A new era of transparency for consumers

A new era of transparency for consumers

Is the age of “mystery-meat” behind us?

Not entirely, as evidenced by Taco Bell’s recent, embarrassing class-action lawsuit questioning whether its taco filling really qualifies as “beef.”

But despite such occasional troubling headlines, the big-picture reality is this: Enormous strides are being taken to make the story behind products more transparent to consumers.

Case in point: On Feb. 2, Whole Foods Market unveiled an ambitious new 5-step Animal Welfare Rating System, which will give shoppers unprecedented insight into how an animal was treated on its way to the refrigerator case. (Yes. It’s more humane to go vegan, but it gives us carnivores some solace to know the animal wasn’t raised in a cage).

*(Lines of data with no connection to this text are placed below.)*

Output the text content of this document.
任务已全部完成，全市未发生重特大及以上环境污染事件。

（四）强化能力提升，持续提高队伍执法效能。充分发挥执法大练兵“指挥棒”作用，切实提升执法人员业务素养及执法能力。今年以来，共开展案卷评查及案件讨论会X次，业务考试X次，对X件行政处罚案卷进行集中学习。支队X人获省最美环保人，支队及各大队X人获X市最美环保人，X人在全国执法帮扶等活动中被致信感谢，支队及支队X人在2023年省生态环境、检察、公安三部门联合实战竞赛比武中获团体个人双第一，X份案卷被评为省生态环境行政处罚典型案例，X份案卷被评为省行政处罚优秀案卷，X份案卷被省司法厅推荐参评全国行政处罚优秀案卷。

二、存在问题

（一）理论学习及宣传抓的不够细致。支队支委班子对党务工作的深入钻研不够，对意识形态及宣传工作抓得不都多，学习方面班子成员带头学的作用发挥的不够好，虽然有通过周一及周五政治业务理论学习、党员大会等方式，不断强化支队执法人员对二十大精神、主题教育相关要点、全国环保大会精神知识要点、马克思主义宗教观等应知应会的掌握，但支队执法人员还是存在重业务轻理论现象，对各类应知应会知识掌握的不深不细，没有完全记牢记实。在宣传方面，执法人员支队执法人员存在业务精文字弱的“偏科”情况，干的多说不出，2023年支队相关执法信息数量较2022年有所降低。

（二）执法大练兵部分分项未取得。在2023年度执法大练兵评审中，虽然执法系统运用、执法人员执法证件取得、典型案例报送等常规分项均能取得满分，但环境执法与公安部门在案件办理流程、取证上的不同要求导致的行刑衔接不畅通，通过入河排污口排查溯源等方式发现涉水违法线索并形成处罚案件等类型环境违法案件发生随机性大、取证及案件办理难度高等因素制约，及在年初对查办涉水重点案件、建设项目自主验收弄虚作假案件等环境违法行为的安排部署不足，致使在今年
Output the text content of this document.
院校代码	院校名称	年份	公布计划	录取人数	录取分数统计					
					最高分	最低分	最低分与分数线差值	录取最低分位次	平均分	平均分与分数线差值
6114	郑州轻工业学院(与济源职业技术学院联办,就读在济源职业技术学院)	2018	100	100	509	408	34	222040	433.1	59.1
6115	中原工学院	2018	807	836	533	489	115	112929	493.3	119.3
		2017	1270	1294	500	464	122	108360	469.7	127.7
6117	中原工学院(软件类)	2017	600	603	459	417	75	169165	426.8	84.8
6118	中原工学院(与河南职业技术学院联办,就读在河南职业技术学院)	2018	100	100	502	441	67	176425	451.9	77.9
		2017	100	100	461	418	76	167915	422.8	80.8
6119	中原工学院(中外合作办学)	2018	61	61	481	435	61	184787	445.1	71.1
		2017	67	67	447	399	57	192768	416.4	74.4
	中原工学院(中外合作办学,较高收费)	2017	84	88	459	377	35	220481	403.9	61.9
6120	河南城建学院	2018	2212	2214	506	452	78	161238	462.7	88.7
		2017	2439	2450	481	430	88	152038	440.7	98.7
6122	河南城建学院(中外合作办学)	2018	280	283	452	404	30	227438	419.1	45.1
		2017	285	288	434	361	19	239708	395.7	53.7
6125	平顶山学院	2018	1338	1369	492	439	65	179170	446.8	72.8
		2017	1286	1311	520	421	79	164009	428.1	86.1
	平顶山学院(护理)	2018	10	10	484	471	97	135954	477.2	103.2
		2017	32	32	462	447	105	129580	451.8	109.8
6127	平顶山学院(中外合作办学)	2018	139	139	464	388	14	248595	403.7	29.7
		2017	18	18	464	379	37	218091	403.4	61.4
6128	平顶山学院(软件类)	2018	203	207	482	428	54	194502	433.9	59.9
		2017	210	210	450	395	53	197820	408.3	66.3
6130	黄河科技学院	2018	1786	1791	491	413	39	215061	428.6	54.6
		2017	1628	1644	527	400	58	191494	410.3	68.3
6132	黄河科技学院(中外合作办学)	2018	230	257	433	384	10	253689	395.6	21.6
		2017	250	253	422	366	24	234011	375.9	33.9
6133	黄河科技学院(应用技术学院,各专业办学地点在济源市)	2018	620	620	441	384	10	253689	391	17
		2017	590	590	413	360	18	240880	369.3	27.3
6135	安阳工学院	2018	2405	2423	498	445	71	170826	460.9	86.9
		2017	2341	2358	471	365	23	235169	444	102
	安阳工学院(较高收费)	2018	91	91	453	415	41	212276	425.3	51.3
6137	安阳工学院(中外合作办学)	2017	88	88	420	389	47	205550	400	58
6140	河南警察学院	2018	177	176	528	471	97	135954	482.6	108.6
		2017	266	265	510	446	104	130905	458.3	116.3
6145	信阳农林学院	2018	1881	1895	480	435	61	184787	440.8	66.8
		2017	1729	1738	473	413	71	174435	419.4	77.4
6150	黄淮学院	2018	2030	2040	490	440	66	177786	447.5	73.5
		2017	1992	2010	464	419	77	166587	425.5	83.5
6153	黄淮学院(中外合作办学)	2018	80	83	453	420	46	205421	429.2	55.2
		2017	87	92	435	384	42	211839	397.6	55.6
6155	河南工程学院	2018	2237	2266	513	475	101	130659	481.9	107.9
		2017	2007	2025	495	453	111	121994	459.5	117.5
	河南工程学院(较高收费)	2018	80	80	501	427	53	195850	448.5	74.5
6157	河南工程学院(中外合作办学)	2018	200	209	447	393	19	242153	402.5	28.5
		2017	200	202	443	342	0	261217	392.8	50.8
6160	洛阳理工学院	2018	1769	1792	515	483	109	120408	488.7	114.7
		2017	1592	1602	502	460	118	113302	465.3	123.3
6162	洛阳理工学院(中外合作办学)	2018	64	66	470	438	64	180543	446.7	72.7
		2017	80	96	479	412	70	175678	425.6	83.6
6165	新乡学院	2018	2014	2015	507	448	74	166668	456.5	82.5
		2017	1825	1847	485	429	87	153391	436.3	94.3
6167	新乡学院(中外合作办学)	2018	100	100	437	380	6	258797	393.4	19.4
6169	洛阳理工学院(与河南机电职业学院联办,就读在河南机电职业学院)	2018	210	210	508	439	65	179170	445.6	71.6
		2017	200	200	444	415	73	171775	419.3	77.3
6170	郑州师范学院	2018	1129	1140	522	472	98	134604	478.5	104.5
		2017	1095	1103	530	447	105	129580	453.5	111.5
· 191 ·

The color-coded system, developed by the nonprofit Global Animal Partnership, labels meat from Step 1 (no crates, or crowding) to Step 5+ (lived entire life on the same farm) . Thus far, third-party certifiers have rated 140 million animals from 1,200 operations, and GAP hopes to see other retailers roll out similar programs.

Six months earlier, Whole Foods launched a sustainability rating program for wild-caught seafood (green means the species is abundant; yellow means concerns exist; red means it is overfished), and vowed to phase out “red” species by 2013.

Some have suggested that only wealthy “Whole Paycheck” consumers are benefitting from (and paying top dollar for) greater transparency.

Not so.

In 2009, Walmart launched its own Sustainability Product Index program, vowing to evaluate the lifecycle (including water, energy, and pesticide use) of all its products and – within five years – unveil a consumer label to alert consumers of the rankings.

Meanwhile, depending on the fate of Obamacare, certain chain restaurants may soon be required to put calorie-counts and other nutritional info on their menus.

And many smaller companies have begun to take a hard look at their own practices (from carbon emissions to waste produced to animal treatment) and invite consumers to take a look and comment.

(Want to know exactly how much energy it took to create a six-pack of Fat Tire Beer? Log on to New Belgium Brewery’s website.)

As one Walmart exec recently put it “transparency encourages efficiency, innovation, and the optimization of resources,” throughout the supply chain.

Even better, it empowers consumers – as long as we’re paying attention.